Tuesday, November 25, 2008

Blog Assignment #5: A Statement, of Sorts.

When I was a child, I watched far, far too many Saturday morning cartoons for my own good. My impressionable mind’s eye was warped beyond the point of repair, where even today I recall memories not as they were, but in a stylized, “cartoony” sort of way: people look more like Disney characters than real human beings, animals suddenly take on exaggerated humanoid qualities, and colors appear more vividly than those in a child’s fingerpainting. In the present, if I let my eyes relax just a little than I can easily see an animated world filled with individuals brimming with untold stories. My works aren’t just funny stories set in an imaginary place; rather, they are how I see and process the world I live in.

As an urban city-dweller of New York and Los Angeles, my personal world is filled with people both known to me and those who I have never seen before. Instead of strangers to be avoided, those people sitting around me in the library—or the bus stop, or the restaurant—are characters in an animated film come to life. In both of my animated shorts, the settings are public spaces: a subway station and a coffee shop. In these spaces are individuals distinguishable enough to step forward and take over the spotlight from the main characters…but most of them are content to stay in the background and live their own lives outside the confines of my animated short.

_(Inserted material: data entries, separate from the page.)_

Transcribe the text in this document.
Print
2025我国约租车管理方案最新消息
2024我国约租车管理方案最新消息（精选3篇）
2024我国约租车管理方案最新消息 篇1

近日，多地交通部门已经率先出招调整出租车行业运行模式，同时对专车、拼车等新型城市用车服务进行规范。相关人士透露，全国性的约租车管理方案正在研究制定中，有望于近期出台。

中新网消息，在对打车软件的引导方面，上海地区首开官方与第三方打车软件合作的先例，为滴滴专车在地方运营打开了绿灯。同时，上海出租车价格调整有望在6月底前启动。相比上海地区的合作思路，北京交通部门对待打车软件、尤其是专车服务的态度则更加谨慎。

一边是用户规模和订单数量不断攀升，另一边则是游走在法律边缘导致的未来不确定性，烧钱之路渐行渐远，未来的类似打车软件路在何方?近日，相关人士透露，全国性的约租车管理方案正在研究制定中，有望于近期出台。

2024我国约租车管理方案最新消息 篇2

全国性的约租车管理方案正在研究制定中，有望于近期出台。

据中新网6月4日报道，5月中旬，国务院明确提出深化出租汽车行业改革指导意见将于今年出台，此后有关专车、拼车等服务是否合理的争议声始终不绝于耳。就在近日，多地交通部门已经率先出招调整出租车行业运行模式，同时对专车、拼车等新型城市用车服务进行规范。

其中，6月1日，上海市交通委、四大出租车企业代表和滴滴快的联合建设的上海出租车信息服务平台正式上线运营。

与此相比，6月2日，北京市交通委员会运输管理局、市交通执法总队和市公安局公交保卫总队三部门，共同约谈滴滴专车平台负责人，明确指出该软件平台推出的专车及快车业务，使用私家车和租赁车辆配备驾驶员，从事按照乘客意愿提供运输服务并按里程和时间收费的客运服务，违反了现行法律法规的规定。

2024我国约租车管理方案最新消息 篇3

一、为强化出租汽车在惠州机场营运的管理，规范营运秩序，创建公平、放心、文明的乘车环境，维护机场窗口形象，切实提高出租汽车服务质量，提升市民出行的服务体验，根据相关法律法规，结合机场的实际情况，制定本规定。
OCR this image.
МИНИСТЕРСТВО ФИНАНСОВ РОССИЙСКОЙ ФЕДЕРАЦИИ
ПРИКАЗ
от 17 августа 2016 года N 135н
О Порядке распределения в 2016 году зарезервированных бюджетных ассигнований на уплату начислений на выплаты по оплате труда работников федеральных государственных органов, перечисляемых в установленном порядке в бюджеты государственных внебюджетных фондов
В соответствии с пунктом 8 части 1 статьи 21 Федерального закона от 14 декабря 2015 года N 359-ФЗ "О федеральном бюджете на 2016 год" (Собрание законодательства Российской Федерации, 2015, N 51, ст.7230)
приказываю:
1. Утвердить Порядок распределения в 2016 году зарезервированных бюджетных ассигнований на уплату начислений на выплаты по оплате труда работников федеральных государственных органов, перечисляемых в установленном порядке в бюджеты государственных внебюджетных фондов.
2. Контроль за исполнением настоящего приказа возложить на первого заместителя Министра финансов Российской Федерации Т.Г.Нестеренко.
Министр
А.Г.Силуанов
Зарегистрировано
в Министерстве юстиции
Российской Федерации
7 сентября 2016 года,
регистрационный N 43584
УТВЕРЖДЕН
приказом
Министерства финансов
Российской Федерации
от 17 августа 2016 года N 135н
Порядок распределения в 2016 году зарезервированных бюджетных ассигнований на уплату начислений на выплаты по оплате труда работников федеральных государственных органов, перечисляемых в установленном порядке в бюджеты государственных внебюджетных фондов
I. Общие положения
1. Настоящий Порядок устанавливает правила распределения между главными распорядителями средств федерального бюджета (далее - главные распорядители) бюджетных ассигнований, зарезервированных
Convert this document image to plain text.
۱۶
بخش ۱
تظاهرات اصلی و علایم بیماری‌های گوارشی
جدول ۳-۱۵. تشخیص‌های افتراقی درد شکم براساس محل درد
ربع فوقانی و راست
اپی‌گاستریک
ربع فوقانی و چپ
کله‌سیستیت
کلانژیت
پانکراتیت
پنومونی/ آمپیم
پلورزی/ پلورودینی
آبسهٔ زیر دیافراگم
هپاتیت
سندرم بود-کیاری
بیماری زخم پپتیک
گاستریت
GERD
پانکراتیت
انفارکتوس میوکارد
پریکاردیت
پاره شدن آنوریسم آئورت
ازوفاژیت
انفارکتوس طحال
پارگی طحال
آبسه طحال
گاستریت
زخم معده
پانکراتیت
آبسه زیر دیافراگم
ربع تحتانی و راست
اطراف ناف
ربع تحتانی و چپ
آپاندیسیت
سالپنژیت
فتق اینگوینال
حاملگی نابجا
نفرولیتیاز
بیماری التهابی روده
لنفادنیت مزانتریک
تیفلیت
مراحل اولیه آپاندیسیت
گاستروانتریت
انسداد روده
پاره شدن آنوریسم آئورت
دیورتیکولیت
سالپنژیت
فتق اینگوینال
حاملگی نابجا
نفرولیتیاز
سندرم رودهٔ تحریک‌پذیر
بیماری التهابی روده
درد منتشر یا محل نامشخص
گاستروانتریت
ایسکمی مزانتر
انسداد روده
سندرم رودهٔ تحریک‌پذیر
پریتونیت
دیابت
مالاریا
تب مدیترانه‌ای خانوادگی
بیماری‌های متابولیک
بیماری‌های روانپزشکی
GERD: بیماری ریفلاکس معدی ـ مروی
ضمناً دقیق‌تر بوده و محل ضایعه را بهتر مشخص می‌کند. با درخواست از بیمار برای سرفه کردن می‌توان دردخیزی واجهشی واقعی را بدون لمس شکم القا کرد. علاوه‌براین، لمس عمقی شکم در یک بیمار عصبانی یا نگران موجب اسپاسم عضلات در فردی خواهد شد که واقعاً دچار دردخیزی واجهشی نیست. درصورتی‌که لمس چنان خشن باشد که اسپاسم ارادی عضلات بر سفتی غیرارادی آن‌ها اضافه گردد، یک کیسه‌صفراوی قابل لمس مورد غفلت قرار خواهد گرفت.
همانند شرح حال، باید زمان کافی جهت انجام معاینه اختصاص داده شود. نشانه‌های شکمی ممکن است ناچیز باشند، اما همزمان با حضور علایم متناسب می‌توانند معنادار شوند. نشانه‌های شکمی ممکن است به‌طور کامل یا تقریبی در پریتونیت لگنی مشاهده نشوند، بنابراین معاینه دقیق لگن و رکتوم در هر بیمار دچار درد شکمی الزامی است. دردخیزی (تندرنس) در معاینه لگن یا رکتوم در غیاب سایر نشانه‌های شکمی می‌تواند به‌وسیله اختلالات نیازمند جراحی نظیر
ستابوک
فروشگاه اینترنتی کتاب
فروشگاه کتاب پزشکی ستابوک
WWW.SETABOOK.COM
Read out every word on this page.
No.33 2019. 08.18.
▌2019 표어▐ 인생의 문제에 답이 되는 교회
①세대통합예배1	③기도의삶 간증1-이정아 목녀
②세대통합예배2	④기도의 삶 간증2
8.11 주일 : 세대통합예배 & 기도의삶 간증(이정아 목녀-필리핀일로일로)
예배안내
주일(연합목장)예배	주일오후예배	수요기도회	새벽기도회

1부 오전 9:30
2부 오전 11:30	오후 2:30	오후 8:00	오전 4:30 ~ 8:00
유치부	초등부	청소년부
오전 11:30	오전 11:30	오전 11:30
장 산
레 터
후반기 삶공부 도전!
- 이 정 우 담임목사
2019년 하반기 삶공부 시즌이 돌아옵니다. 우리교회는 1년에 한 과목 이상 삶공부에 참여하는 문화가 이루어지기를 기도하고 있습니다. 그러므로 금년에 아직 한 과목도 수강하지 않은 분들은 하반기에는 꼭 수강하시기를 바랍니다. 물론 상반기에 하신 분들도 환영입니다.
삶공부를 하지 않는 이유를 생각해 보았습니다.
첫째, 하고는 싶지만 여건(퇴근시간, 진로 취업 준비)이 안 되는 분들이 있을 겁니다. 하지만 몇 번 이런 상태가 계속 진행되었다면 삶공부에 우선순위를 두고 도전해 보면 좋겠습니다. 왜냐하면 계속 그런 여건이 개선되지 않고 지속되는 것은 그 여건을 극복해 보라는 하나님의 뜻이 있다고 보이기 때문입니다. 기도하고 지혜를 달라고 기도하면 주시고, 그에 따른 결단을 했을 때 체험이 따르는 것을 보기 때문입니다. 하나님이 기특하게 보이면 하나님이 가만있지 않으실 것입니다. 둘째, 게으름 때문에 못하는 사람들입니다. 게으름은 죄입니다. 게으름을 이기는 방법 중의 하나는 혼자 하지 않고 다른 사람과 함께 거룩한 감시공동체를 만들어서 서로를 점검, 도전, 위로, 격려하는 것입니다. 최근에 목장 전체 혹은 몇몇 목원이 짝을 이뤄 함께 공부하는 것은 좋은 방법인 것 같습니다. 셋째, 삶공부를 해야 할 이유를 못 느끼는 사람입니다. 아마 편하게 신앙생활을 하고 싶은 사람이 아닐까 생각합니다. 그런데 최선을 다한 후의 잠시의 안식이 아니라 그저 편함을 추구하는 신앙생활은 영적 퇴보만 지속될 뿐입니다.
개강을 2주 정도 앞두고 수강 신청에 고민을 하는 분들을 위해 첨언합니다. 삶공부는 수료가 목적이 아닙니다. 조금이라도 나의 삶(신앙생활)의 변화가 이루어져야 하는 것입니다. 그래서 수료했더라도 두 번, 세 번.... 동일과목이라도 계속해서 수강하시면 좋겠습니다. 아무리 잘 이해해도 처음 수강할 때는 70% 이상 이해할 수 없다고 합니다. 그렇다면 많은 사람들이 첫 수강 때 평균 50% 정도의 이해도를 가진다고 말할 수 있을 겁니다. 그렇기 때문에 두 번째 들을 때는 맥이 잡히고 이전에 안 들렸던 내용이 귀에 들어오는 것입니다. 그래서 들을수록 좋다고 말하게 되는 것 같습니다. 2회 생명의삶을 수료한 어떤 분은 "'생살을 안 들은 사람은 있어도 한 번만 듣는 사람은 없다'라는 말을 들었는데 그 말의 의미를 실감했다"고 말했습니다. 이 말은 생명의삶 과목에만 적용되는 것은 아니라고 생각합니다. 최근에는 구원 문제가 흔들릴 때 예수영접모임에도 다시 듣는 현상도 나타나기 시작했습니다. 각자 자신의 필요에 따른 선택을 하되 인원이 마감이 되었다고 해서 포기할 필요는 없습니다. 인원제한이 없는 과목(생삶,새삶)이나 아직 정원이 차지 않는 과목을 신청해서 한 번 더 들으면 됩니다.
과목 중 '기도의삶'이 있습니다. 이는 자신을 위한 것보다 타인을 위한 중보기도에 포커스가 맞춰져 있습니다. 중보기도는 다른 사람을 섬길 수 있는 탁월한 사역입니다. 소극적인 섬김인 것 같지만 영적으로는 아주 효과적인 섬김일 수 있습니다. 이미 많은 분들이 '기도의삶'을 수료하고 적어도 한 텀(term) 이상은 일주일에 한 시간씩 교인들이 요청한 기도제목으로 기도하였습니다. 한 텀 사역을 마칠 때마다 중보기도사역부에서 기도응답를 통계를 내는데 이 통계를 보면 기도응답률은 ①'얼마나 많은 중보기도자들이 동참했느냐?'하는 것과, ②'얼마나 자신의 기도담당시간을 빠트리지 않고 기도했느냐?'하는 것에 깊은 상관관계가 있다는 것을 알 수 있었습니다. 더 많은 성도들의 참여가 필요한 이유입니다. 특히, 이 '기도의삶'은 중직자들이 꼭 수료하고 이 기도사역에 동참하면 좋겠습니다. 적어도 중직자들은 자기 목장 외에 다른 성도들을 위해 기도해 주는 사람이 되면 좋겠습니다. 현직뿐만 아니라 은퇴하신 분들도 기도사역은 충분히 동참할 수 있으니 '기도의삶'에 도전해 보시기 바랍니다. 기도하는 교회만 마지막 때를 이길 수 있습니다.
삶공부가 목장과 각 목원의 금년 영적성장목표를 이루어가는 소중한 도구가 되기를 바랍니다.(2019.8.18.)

Yet just because they can live out of frame doesn’t mean they don’t want to show up at least once in my animations. To let them is a long, masochistic process that at alternate times leaves me lovingly sketching simple motion and banging my head against the keyboard. First, they appear all over my sketchbook, waiting for their flight to arrive or reading a book on the subway, quickly etched with a .5 mechanical pencil. Then they are broken down into shapes and their greatest visible attributes are exaggerated. Several hours and 3 bottles of Coca-Cola later, they have walked three steps across the screen. It’s painful, but when the animation is finished, it’s amazing: I’ve created entire lives exactly how I see them in my head. The people on the screen are now different from the ones I’ve observed in reality, and I can control what happens to them and how they behave. And when they do interact with the funny characters and situations I did, in fact, make up, the entire creation becomes something both real and imaginary like the images inside my head; images that I can now share with others, who can enjoy them just as much as I have.

2 comments:

T_Martini said...

This was a very insightful statement, of sorts. I really enjoyed the opening and how it relates the experience and joy of watching Saturday morning cartoons with what you are doing now- actually making the cartoons! I also thought it was very interesting when you spoke about recalling memories in a "cartoony" sort of way. As a fellow artist I experience memories in a similar fashion, only mine are more filmic than animated. Lastly, I can really relate to the end of your post about being able to share something you’ve pictured in your mind with other people to enjoy.

K. Michelle said...

Memory is such a fascinating thing. I always find it odd how you can remember little details from an event while it's hard for me to remember someone's face. Perhaps it's because, being raised by television, it is easier to remember stories than visuals. I think it's hard to separate memory from truth, when one influences the other, but the two are never quite congruous.

In the same vein, real life and imagination live side by side, influencing each other but never merging together. You touched upon it here – our imaginary characters are sometimes based on real people, but we keep on manipulating them into something new and original, but they always have some basis in the real world.

Imagination and memory are funny like that. Always playing the truth and changing it.